Markets regulator Sebi has proposed a minimum ticket size or investment threshold of ₹1 crore for the RBI-regulated originators and unregulated entities engaged in securitisation activities.
The proposal also introduced limitations on the number of investors in private placements, allowing securitised debt instruments (SDIs) issued privately to be offered to a maximum of 200 investors. If this limit is exceeded, the issuance must be classified as a public issue.
Public offers should remain open for a minimum of three days and a maximum of 10 days, with advertisement requirements aligned with Sebi’s regulations for non-convertible securities.
Additionally, the regulator has suggested that all securitised debt instruments should be issued and transferred exclusively in demat form.
SDIs are financial products created by pooling together various types of debt — such as loans, mortgages or receivables — and then selling them as securities to investors. This process, known as securitisation, allows the originator (such as a bank) to convert illiquid assets into liquid ones, providing an alternative source of funding.
Investors in these instruments receive returns based on the performance of the underlying debt pool, and the risk is spread across multiple assets.

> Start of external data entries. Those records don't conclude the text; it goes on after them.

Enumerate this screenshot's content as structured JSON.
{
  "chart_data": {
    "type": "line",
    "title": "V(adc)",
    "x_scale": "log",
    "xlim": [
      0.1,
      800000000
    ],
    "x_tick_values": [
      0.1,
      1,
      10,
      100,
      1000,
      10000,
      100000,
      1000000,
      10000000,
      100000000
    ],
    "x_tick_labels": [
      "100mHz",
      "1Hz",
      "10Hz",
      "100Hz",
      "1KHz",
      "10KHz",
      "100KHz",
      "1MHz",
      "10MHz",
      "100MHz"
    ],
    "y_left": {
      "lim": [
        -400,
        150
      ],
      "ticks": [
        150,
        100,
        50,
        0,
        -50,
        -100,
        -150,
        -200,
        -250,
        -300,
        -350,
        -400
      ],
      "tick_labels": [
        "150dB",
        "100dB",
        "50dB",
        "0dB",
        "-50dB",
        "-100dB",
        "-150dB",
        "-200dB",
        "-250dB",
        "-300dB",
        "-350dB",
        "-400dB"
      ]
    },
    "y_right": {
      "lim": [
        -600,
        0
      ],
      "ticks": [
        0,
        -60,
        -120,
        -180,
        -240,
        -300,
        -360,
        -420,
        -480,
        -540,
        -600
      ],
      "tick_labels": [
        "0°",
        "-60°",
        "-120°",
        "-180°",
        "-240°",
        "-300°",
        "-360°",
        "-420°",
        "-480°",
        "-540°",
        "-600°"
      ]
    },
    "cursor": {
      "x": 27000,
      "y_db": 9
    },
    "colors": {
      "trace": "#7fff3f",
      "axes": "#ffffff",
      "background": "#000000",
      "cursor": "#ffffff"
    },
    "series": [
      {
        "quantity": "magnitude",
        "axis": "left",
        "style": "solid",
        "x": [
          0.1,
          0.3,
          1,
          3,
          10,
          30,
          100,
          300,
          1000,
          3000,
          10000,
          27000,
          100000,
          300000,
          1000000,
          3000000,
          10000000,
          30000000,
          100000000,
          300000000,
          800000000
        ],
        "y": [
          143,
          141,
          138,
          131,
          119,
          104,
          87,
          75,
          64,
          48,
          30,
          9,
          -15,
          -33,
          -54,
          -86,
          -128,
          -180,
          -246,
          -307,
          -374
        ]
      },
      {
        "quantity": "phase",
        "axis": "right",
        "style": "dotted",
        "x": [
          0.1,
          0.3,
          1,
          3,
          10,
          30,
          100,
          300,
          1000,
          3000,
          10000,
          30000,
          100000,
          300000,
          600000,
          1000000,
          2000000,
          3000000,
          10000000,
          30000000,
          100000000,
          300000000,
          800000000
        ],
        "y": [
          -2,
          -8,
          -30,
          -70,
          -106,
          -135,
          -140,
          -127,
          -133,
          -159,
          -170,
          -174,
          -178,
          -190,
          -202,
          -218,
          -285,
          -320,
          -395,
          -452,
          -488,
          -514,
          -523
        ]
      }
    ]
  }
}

Sebi has proposed that originators retain a minimum risk retention of 10 per cent of the securitised pool or 5 per cent for receivables with a maturity of up to 24 months.
A minimum holding period requirement will also be specified by Sebi for underlying receivables to ensure that originators maintain an interest in the underlying assets, the regulator said in a consultation paper.
The regulator further suggested including an optional clean-up call for originators, allowing them to repurchase up to 10 per cent of the original value of the assets. This call is optional and intended to help manage the pool’s longevity without mandating additional commitments from the originator.
REITs rules
Sebi has proposed allowing real estate investment trusts (REITs), small and medium REITs (SM REITs) and infrastructure investment trusts (InvITs) to use interest rate derivatives for hedging risk.
Also, the regulator has suggested approving locked-in units for REITs and InvITs to be transferred among sponsors and their groups, similar to rules for promoters in listed companies, to help sponsors manage their holdings without compromising “skin in the game”.
Additionally, Sebi has suggested permitting fixed deposits to be considered as cash equivalents when calculating leverage for REITs and InvITs, clarifying credit rating requirements for REIT and InvIT borrowings, and setting a timeline for filling vacancies on their boards and expanding the asset base for REITs and SM REITs.